I have a question about residual plots and regression equations.
The data is:
X Y
1 6.1
2 5.5
3 9.8
4 10.6
5 14.2
6 21.5
7 29.9
8 37.2
9 50.6
10 64
11 77.6
What function fits this data the best, between Exponential, Linear, Quadratic, and Power.
Also how do you make residual plots on a TI-83 Graphing Calculator?
Thank you so much for your help in advance. This is crucial to my grade.
First, graph it out. what does the graph look like. not straight so toss out Linear. Constantly rising (no humps), so (probably) toss out quadratic. Could be a power function, but offhand id say it was an exponential function (in that the function seems to be growing by e^(ax))
So, next take the natural log of your y values, and graph that. I get something resembling a straight line. Estimate an OLS regression on the logged values. Plot the predicted from the regression, and actual values; the difference between the two are the residuals (which could easily be plotted).
To determine the best-fitting function for the given data, we can first start by graphing the data points. Looking at the graph, we can see that the data does not form a straight line, so we can rule out a linear function as the best fit.
Next, let's check if the data follows a quadratic function. Quadratic functions have a distinct concave shape with a single hump. However, looking at the data, we do not see a clear hump in the graph, so we can also rule out a quadratic function as the best fit.
Now, let's consider a power function. Power functions have the general form y = ax^b, where a and b are constants. Power functions can represent different types of growth or decay, depending on the values of a and b. Although the data seems to be growing, it does not follow a strict power function pattern, so we cannot definitively say that a power function is the best fit.
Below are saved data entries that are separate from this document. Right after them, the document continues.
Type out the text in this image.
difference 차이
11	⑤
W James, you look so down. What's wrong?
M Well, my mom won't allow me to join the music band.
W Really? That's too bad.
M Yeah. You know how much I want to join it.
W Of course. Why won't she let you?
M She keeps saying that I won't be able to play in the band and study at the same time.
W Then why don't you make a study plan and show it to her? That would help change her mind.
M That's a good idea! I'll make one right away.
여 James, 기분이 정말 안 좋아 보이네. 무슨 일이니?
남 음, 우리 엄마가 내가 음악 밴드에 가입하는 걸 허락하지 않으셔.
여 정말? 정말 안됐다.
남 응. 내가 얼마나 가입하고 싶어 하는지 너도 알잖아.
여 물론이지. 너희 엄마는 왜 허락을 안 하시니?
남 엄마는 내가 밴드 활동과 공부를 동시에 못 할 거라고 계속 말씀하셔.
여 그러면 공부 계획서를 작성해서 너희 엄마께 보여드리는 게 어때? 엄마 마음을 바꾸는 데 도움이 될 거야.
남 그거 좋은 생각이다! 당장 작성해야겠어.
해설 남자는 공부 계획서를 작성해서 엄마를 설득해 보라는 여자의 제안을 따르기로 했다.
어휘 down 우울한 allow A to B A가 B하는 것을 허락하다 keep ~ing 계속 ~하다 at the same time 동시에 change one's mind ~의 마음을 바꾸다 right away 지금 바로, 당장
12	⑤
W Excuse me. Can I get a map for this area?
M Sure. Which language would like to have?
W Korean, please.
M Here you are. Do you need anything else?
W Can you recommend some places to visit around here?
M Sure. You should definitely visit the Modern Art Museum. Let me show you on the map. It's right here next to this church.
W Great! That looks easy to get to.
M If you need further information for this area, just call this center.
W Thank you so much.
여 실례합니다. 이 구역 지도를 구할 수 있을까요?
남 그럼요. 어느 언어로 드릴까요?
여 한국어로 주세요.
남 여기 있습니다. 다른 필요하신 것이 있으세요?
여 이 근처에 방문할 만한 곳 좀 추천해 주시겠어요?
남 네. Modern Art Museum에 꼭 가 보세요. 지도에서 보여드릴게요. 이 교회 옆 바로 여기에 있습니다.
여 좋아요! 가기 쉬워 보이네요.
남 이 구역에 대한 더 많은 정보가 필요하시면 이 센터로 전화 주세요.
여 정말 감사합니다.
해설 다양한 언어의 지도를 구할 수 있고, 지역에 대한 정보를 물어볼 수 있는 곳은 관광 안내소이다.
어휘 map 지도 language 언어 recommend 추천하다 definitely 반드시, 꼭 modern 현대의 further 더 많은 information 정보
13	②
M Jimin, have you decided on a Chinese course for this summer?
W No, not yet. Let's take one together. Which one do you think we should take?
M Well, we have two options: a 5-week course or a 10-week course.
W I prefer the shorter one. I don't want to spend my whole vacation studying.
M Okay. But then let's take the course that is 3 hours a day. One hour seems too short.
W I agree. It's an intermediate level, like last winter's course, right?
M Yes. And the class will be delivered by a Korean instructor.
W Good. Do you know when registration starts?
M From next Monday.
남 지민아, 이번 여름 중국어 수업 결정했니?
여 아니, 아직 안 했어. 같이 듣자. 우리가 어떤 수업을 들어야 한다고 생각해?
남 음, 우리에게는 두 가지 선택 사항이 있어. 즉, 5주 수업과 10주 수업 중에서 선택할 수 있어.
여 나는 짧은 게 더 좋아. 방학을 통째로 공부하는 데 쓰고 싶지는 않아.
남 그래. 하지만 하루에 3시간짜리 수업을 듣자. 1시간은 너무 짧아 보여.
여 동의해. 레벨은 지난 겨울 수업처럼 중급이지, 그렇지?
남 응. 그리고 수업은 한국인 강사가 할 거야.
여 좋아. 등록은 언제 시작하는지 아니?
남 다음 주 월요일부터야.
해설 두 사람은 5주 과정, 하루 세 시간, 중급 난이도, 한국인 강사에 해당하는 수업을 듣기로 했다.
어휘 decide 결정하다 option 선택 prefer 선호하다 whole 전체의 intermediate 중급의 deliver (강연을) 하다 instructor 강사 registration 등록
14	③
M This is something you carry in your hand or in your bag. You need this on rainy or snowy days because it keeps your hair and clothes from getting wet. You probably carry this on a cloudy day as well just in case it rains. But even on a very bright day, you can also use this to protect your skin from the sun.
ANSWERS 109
Finally, let's consider an exponential function. Exponential functions have the general form y = ab^x, where a and b are constants. Exponential growth can be recognized by a rapid upward curve, which seems to be present in the data graph. Based on this observation, an exponential function is a strong candidate for the best fit.
To confirm if the data follows an exponential function, we can take the natural logarithm (ln) of the y-values and graph the result. If the resulting graph forms a straight line, it would indicate that the original data follows an exponential function.
To create a residual plot on a TI-83 Graphing Calculator, follow these steps:
1. Enter the data into a list on the calculator. For the x-values, enter them into L1, and for the y-values, enter them into L2.
2. Go to the "STAT" menu by pressing the "STAT" button.
3. Select "Edit" to access the lists.
4. Highlight L1 and L2, and then press the "GRAPH" button to plot the data points on the graph.
5. To find the natural logarithm of the y-values, go to the "MATH" menu by pressing the "2nd" button and then "LN" for natural logarithm.
6. Enter "LN(L2)" and press "ENTER". This will create a new list with the natural logarithm of the y-values.
7. Go back to the "STAT" menu and select "Plot1".
8. Highlight "Plot1", and under "Type," select "Scatter".
9. For "Xlist," enter L1, and for "Ylist," enter the list obtained from taking the natural logarithm, which could be, for example, L3.
10. Press "GRAPH" to plot the logged data points on the same graph as the original data points.
11. To generate the exponential regression equation, go to the "STAT" menu, select "CALC," and then choose "LnReg" for a logarithmic regression.
12. Press "ENTER" and specify the x-values as L1 and the y-values as L3 or the logged y-values list.
13. The calculator will display the exponential regression equation in the form y = a*b^x, along with the values of a and b.
To create the residual plot, subtract the predicted y-values from the actual y-values obtained from the regression equation. Plot the resulting differences, which are the residuals, against the x-values.
It is important to note that the decision on the best-fitting function may also depend on the context and underlying theory of the data.